Photo by Michael Buckelew

Photo by Michael Buckelew

COVINGTON -- Heard-Mixon Elementary School second-grader Austin King knows he shouldn't smoke so his lungs will stay healthy. He also knows he shouldn't drink too many soft drinks and that he should exercise as much as he can.

And now, so do a lot of his classmates.

This week, Heard-Mixon students in kindergarten through fifth grade are participating in the BodyWalk, a 40-by-40-foot walkthrough exhibit representing the human body that was set up in the school's gym.

"This exhibit helps them to learn the importance of good nutrition and being physically active through interactive activities," said Donna Thompson, a physical education teacher at the school.

At the exhibit, students make their way through 10 stations to learn about various parts of the body including the teeth, stomach, small intestine, lungs, bones, muscles and skin. For about five minutes in each station, volunteer parents, teachers and paraprofessionals inform the students about the importance of the organ, give them tips and ask them questions and have them interact with visuals.

"I learned that your bones need you to work out so you can get strong," said second-grader Ryderrius Freeman after he went through the hourlong tour. "And you gotta drink water, play, exercise and don't drink sodas."

HealthMPowers, a nonprofit organization that travels to schools across Georgia, provided the BodyWalk as part of a three-year service grant awarded to the school last year after Thompson attended a school health training.

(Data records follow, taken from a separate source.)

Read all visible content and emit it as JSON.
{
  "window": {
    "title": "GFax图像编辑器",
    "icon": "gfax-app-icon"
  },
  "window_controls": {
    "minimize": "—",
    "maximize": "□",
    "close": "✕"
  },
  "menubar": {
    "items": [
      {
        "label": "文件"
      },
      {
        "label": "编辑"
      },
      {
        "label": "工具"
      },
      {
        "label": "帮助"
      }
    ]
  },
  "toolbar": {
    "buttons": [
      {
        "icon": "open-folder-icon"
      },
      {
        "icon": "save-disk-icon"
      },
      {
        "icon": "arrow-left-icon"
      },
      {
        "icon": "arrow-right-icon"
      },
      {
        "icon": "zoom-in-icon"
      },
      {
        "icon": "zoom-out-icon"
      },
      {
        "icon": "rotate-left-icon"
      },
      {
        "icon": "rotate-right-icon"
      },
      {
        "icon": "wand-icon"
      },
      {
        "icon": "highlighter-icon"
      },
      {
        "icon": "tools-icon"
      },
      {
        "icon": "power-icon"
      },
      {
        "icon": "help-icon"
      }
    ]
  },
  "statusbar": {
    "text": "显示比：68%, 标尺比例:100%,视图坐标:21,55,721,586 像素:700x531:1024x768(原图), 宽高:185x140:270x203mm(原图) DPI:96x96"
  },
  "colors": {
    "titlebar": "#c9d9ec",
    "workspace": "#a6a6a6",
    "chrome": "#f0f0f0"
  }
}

The organization provides services to schools that serve a student population where more than 50 percent receive free or reduced lunch.

"Our main goal is to help kids make healthy choices through exercise and nutrition," said Debbie Myers of HealthMPowers.

This year, the organization is servicing about 70 schools across the state to provide health information and assessments to students and staff.

"As part of the grant, our teachers agreed to integrate 30 minutes per week of nutrition and/or physical activity as part of their lessons," Thompson said.

Some classes are simply learning health lessons through workbooks and others are using exercise DVDs. Thompson said teachers are having students read food labels to teach percentages in math, and some are participating in Karate Kid Math, in which students do jumping jacks, kicks and punches while reciting multiplication facts. And in music, third-, fourth- and fifth-graders are performing the musical "F.I.T. -- Building Healthy Kids through Songs and Activities."

"One teacher brought in cookies made from carrots and did a taste testing to teach healthier choices," Thompson said. "The art teacher had the kids draw persuasive advertisements against high-sugar, high-Caffeine energy drinks."

Even staff members are helping out -- each morning, the school media specialist shows a DVD featuring the Organwise Guys like Hardy Heart and the Kidney Brothers to teach different health tips over the morning announcement show.

"As usual, we are all pulling together to focus on the needs of our children at Heard-Mixon," Thompson said.

She hopes seeing visuals will help students get more out of what they are learning in their classrooms.

"This is definitely something different," said paraprofessional Kristi Bellamy. "I hope they learn about taking care of themselves and being healthy."

Livingston and West Newton elementary schools also will participate in the BodyWalk at their schools later this month.